Interestingly, the term ‘When America Sneezes…’ originates from 19th century Europe, with Prussian diplomat Klemens Wenzel von Metternich often credited as its creator. Unsurprisingly for the Napoleonic era, Metternich’s phrase was actually “when France sneezes, the whole of Europe catches a cold.” At a time of great upheaval in Europe it is somewhat ironic then that the week that was marks the UK’s exit from the EU as 11PM GMT tonight will be the end of our membership of the bloc and the beginning of months of trade negotiations. 

It’s been a week full of exits on domestic shores as Bank of England Governor, Mark Carney also bowed out, delivering his final address to the media. In what was a hotly anticipated “Super Thursday”, the bank chose to hold rates at 0.75%, referencing signs that the UK economy may be set to accelerate as Brexit uncertainty fades. Recent weak data, especially for inflation, had stoked speculation that Mark Carney could go out with a bang and cut rates, however, he remarked that the bank was still ready to cut in the future if needed.

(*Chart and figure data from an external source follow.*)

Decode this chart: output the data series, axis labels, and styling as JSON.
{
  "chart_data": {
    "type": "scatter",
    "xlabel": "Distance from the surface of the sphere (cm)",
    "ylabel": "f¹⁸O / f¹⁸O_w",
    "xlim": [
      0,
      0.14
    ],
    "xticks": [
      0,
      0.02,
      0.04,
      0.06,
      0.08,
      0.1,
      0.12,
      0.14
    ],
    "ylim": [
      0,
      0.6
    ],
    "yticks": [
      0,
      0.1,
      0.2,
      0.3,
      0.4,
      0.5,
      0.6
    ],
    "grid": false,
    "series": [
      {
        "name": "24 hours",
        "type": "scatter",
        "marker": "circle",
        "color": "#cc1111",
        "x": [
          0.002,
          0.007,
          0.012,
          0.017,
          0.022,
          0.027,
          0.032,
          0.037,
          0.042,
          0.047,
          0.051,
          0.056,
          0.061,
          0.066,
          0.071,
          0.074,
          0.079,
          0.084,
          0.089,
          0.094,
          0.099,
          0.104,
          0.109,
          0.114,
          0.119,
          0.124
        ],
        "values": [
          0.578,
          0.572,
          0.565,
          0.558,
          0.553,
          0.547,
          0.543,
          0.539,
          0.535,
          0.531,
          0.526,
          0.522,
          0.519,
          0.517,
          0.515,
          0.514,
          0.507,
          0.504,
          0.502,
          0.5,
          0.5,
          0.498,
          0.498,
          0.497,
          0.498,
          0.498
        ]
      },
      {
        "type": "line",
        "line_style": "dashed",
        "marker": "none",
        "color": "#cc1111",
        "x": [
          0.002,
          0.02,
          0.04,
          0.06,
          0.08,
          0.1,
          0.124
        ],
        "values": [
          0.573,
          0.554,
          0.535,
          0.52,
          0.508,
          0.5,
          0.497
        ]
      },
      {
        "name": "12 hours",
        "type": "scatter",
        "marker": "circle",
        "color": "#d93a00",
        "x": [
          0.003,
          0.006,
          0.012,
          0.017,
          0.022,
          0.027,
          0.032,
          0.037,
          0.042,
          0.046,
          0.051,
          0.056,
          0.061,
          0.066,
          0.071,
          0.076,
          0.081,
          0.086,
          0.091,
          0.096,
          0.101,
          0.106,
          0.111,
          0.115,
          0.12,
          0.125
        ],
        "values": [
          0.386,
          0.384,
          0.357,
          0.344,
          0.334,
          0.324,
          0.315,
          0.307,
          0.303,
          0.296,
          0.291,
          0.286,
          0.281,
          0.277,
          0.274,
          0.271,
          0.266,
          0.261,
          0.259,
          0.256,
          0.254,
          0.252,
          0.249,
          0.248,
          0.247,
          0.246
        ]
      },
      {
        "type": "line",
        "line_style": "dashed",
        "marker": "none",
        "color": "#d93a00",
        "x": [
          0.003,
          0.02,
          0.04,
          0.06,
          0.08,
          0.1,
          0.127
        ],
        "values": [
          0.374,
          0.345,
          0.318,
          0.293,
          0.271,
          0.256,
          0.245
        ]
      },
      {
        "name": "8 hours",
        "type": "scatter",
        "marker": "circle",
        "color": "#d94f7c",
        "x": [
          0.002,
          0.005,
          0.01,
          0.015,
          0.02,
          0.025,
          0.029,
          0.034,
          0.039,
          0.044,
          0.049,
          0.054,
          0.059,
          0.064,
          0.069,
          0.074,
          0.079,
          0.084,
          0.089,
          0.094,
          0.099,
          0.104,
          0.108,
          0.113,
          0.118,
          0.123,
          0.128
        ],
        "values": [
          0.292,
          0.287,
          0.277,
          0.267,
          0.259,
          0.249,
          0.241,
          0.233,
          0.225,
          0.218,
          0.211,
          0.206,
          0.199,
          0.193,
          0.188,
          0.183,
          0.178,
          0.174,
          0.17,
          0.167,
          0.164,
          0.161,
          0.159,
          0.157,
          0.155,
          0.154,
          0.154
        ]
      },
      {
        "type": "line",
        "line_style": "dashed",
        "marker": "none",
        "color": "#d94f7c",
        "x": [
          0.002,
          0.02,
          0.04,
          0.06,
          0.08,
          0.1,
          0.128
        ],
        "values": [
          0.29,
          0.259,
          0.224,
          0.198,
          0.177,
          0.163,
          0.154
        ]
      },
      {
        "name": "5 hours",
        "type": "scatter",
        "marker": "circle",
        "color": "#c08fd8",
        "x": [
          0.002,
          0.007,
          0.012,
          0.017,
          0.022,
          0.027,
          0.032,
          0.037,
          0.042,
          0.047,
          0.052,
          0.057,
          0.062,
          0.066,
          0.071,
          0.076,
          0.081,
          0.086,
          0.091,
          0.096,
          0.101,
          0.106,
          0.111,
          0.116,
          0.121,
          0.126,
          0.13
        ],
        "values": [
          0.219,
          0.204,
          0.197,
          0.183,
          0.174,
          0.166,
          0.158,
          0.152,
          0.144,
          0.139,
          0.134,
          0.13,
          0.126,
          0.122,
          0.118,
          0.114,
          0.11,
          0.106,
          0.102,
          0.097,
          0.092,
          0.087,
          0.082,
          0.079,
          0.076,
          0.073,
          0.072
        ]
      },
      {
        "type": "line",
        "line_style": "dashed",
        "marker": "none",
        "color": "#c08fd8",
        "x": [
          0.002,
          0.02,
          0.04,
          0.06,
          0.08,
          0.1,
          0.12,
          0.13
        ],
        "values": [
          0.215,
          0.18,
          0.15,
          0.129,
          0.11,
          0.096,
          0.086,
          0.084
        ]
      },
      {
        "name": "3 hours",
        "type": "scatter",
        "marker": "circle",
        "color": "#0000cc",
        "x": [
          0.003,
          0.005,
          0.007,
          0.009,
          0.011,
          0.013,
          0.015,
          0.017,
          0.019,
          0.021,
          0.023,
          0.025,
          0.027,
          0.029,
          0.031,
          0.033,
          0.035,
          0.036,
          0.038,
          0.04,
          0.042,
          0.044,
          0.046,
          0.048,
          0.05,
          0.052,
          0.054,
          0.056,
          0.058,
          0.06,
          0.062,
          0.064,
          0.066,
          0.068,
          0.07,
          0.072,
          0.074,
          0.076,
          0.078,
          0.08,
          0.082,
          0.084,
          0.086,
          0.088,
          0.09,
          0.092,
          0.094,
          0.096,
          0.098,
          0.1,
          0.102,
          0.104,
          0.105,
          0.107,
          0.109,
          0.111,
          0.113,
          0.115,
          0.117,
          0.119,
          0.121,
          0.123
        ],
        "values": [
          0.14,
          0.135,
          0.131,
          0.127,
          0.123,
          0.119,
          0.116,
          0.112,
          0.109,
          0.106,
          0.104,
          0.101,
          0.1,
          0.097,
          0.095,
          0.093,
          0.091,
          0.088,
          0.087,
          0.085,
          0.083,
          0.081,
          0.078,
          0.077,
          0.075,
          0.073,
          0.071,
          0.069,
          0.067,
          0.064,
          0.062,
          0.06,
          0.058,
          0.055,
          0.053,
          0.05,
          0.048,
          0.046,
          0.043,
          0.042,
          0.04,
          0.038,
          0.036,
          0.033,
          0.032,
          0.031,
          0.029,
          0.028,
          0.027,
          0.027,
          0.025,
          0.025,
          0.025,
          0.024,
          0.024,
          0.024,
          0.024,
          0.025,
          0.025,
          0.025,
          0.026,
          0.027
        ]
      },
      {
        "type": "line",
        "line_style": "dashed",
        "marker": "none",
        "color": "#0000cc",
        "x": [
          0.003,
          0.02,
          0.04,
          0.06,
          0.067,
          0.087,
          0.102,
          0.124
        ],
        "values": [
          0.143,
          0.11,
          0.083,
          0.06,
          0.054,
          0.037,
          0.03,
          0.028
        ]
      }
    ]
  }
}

There was some positive news during a torrid week for markets, coming in the form of online retailer Amazon’s stellar festive results. Its Q4 results were well ahead of consensus as the expansion of its one-day shipping roll out came in under budget and membership to its Prime service notched a 50% rise in two years. Shares soared as much as 13% in after-hours trading, putting the retailer firmly back above the $1 trillion market cap level. Stellar results were also reported by Apple, the world’s largest company, which beat expectations on the back of strong iPhone sales.

 

 

The week ahead

 

Although January is more associated with new beginnings, even being named after Janus, the Roman god of new starts, it will be February that will usher in a new dawn when the UK will officially be out of the EU. 

Whilst our first week going it alone for the UK may grab the majority of the headlines, increased cases of the Coronavirus, will provide an unsettling backdrop to what promises to be a busy week of economic data releases. With events in China firmly in investors mind, Caixin Manufacturing PMI will be released by Markit and could well set the tone for the rest of the week. With concerns that the deadly virus could start having an impact on an already staling Chinese GDP, the number should make for interesting reading. With the sector still in expansion but slowing, many will be hoping that the world’s second largest economy does not begin to falter. 

With a heightened sense of patriotism, no doubt washing over the UK, all eyes will still be on events in the EU as the President of the European Central Bank, Christine Lagarde, is due to testify before the European Parliament. As head of the ECB, which controls short-term interest rates, she arguably has more influence over the euro's value than any other person. Investors will no doubt be scrutinising her speeches as they are often used as a tool to drop subtle clues regarding future monetary policy.

The first Friday of the month is wrapped up as always with US Non-Farm Payroll data. A key piece of information when determining the US central bank’s next rate move, the employment data will be accompanied by Average Hourly Earnings, allowing us to gauge how inflation may manifest in the world’s largest economy.

 

The information in this blog or any response to comments should not be regarded as financial advice. If you are unsure of any of the terminology used you should seek financial advice. Remember that the value of investments can go down as well as up, and could be worth less than what was paid in. The information is based on our understanding in January 2020.